An index stores the content of many PDF files in a compact way, suited to easy search and retrieval.

index icon

Go to Index at Advanced Processing > Process and choose Create Full Text Indexes from the drop-down list to build a new index or update an existing one.

You can index PDF documents written in languages that use Roman characters or Asian characters (Chinese, Japanese or Korean). You can index not only the document text, but also bookmarks, comments, attachments, digital signatures, form fields, metadata, and other custom document properties.

You can build an index file from all the PDF files in a set of folders you define. Before starting you choose a folder where the index will be stored. Indexing proceeds in the background. A small index definition file is created, with the extension zpi. This refers to the index files that are stored in an automatically created sub-folder that has the same name as the zpi file, with a suffix _index.


These search indexes are not embedded in the PDF files; to make them available to other users you would have to save them to a shared location.
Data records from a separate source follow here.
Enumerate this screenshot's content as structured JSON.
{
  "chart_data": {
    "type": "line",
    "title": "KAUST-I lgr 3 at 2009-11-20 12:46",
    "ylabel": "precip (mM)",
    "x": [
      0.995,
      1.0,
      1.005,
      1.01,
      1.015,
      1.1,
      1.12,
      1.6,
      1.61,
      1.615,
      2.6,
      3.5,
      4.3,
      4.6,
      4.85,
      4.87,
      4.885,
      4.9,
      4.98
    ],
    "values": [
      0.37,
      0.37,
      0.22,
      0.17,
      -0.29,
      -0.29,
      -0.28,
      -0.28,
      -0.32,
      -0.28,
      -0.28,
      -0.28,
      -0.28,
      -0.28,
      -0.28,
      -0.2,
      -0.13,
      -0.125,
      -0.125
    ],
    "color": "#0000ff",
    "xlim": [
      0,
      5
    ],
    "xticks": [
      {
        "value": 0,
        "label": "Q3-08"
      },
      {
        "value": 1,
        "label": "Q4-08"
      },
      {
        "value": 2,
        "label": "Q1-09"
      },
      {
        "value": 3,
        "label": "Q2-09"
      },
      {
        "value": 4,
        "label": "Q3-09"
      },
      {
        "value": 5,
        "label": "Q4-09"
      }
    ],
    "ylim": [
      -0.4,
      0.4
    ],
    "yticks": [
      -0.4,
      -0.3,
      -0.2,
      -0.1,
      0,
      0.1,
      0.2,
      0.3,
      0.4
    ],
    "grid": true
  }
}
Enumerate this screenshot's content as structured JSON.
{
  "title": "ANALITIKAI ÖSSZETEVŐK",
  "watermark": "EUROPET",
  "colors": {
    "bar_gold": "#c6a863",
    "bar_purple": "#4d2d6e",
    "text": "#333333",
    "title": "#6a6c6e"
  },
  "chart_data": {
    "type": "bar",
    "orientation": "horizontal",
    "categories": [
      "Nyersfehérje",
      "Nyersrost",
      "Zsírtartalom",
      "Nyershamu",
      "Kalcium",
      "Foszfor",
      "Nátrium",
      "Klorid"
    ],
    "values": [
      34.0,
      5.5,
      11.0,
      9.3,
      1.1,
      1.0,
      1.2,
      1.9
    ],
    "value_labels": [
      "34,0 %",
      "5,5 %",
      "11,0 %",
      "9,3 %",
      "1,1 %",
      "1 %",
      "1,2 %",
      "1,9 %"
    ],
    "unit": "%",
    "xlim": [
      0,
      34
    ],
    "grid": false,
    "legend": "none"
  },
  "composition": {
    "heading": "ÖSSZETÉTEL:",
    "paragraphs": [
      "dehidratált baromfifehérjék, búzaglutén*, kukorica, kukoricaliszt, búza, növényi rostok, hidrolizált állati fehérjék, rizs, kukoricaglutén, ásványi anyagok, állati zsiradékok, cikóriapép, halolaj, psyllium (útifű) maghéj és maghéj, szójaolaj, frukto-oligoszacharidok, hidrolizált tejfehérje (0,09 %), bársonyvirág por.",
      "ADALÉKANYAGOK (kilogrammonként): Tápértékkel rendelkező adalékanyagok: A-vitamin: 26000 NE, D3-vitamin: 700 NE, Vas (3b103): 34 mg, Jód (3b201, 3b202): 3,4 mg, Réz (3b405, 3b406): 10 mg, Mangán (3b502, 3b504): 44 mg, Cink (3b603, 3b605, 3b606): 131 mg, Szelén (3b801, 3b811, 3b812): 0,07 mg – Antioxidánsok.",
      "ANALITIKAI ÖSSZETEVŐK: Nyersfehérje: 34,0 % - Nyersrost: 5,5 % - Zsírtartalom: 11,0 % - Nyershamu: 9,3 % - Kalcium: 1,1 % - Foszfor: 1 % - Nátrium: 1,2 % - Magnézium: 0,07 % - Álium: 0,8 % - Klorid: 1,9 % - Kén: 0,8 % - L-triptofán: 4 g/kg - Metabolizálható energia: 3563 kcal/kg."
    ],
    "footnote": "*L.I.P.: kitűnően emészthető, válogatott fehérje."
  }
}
Use a different command in the same drop-down list to create an embedded index for a single document so that it is truly portable.
 

Preparing for indexing

Collect all PDF documents to be indexed into one or more folders. If you just choose existing folders, be sure they include only PDF files you want indexed.

If you plan to migrate the PDF files with their index, it is better to store them in a single folder.

Add document properties to PDF documents so you can use them as search criteria.

Notes

Be aware that if you create a full text index before redacting a document to remove its sensitive information, that information is NOT removed from its index, and can be easily found. When redacting finishes you are invited to also remove document elements. Accept the offer and remove the index. We advise that redaction and inspection are better done on a copy of a document – this lets you retain the index in the original document.

Indexing hundreds of large PDF files can take time and computing resources – best done over a lunch break.